Rajat Gupta, the former Goldman Sachs director and McKinsey & Co. managing director, was sentenced to two years in prison and ordered to pay a $5-million fine for leaking stock tips and board dealings to his friend and business associate, hedge-fund manager Raj Rajaratnam.
Gupta, 63, of Westport, Conn., who reigned at the pinnacle of Wall Street for his business smarts, fell in to disgrace after he was named in a five-year crackdown on insider trading by the federal agencies. Announcing the sentence, the U.S. District Court Judge Jed Rakoff, ordered him to report to prison on January 8, 2013. He will face one year of supervised release after finishing his prison term.
"I regret terribly the impact of this matter on my family, friends and the institutions that are dear to me. I have lost my reputation I built for a lifetime.

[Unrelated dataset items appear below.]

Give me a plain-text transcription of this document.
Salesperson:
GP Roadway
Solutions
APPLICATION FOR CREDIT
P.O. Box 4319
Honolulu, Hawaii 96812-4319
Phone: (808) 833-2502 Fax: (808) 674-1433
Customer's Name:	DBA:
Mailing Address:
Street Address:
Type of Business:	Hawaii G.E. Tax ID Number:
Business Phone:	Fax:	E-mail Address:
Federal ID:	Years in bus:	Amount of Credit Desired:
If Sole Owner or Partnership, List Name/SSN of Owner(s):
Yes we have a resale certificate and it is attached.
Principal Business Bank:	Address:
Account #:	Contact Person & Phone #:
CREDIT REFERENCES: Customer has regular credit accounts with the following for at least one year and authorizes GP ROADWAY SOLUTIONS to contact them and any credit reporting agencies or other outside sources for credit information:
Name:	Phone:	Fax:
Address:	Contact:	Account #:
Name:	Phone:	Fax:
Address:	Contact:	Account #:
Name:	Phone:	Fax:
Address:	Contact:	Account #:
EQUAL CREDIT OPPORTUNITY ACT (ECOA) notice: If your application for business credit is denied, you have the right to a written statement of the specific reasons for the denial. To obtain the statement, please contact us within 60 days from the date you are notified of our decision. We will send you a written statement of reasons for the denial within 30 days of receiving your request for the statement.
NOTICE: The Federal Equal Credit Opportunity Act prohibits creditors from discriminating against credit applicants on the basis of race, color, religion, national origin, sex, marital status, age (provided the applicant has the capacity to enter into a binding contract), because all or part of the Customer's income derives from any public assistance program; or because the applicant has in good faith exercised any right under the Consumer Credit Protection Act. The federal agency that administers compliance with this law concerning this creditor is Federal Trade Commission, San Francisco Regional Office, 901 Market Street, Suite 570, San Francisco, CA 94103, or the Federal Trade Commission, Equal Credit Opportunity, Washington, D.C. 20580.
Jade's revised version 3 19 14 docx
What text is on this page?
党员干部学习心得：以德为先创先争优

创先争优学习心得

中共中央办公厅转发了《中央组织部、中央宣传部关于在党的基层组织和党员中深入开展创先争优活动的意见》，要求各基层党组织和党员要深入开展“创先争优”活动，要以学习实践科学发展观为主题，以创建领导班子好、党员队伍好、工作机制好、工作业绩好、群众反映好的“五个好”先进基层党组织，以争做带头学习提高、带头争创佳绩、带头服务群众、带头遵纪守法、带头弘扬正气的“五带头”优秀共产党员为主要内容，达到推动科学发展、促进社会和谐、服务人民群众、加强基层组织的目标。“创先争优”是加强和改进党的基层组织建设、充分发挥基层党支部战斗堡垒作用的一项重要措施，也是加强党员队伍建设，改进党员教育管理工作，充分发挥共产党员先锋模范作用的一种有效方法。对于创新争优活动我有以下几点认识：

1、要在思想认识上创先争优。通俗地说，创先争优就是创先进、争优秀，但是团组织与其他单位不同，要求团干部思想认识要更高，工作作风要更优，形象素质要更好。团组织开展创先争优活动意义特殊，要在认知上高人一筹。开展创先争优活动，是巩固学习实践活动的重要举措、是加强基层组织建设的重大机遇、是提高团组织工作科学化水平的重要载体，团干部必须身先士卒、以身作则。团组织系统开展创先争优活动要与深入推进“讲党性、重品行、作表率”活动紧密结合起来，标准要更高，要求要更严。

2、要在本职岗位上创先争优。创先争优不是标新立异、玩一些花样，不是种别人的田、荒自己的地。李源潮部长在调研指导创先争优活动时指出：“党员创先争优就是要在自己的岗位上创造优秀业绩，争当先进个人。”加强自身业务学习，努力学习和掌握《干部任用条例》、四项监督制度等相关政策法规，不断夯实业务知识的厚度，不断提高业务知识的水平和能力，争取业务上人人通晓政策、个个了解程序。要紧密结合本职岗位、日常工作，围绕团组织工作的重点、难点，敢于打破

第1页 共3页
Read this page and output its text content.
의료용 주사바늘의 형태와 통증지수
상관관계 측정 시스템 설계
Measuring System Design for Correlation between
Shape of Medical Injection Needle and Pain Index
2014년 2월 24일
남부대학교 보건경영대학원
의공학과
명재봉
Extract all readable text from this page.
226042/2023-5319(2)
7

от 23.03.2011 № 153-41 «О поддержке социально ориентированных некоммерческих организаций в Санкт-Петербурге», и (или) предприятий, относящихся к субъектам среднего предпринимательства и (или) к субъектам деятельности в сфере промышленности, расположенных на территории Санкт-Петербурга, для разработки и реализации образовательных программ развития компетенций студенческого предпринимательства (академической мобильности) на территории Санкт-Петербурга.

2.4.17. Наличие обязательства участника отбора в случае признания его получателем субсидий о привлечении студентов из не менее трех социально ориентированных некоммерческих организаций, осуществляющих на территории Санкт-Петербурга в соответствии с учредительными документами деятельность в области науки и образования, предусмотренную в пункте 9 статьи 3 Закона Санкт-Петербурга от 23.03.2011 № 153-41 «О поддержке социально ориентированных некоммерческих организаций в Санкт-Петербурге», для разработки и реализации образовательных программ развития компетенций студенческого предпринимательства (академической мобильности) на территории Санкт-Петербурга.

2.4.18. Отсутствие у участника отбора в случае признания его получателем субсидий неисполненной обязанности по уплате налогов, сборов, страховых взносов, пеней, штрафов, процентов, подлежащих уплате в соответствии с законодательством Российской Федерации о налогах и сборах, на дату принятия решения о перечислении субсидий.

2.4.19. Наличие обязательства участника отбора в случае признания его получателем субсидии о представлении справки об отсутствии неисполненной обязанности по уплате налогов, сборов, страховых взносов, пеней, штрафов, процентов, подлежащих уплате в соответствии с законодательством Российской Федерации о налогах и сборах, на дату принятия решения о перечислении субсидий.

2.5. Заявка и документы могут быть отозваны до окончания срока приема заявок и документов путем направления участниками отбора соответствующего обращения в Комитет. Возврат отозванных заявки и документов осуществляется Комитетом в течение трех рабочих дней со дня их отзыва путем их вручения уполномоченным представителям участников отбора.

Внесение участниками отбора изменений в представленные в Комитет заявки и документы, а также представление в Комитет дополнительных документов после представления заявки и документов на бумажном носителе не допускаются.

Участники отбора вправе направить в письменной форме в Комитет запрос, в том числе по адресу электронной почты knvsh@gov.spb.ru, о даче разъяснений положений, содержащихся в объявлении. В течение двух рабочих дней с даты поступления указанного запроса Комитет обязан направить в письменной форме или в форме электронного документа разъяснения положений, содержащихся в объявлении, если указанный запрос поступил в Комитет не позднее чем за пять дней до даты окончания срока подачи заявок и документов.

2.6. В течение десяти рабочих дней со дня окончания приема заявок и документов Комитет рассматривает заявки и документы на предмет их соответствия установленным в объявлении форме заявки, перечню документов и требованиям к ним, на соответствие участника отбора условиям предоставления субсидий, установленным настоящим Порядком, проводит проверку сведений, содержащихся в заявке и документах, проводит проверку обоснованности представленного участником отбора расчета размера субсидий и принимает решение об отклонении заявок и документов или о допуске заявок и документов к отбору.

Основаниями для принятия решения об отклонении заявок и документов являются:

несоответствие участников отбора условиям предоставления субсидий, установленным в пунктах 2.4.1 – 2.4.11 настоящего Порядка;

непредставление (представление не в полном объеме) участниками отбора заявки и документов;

The verdict is devastating." Gupta said in a statement after the sentencing was announced.
The judge said the fact that Gupta leaked information about Goldman Sachs to Rajaratnam was "not only overwhelming, it was disgusting in its implications." However, Rakoff said he would recommend the U.S. Bureau of Prisons officials that Gupta serve his term at the federal prison in Otisville, New York.
"With Goldman Sachs in turmoil but on the verge of being rescued from possible ruin by an infusion of $5 billion, Gupta, within minutes of hearing of the transaction, tipped Rajaratnam, so that the latter could trade on this information in the last few minutes before the market closed," the judge said just before he imposed sentence. "This was the functional equivalent of stabbing Goldman in the back."
Seeking a prison term of as long as 10 years for Gupta, prosecutors argued that his crimes warranted a substantial prison time because of his prominence in the business world and the egregiousness of his crimes. U.S. Attorney Richard Tarlowe strongly opposed a sentence of probation which he said would give the impression that there is "a two-tier system of justice."
Gupta's lawyer Gary Naftalis sought probation and community service for the Harvard-educated businessman and proposed that he work with needy children in New York or the poor in Rwanda. Naftalis argued that his client should be given leniency as he has suffered enough with his reputation destroyed for no personally profit.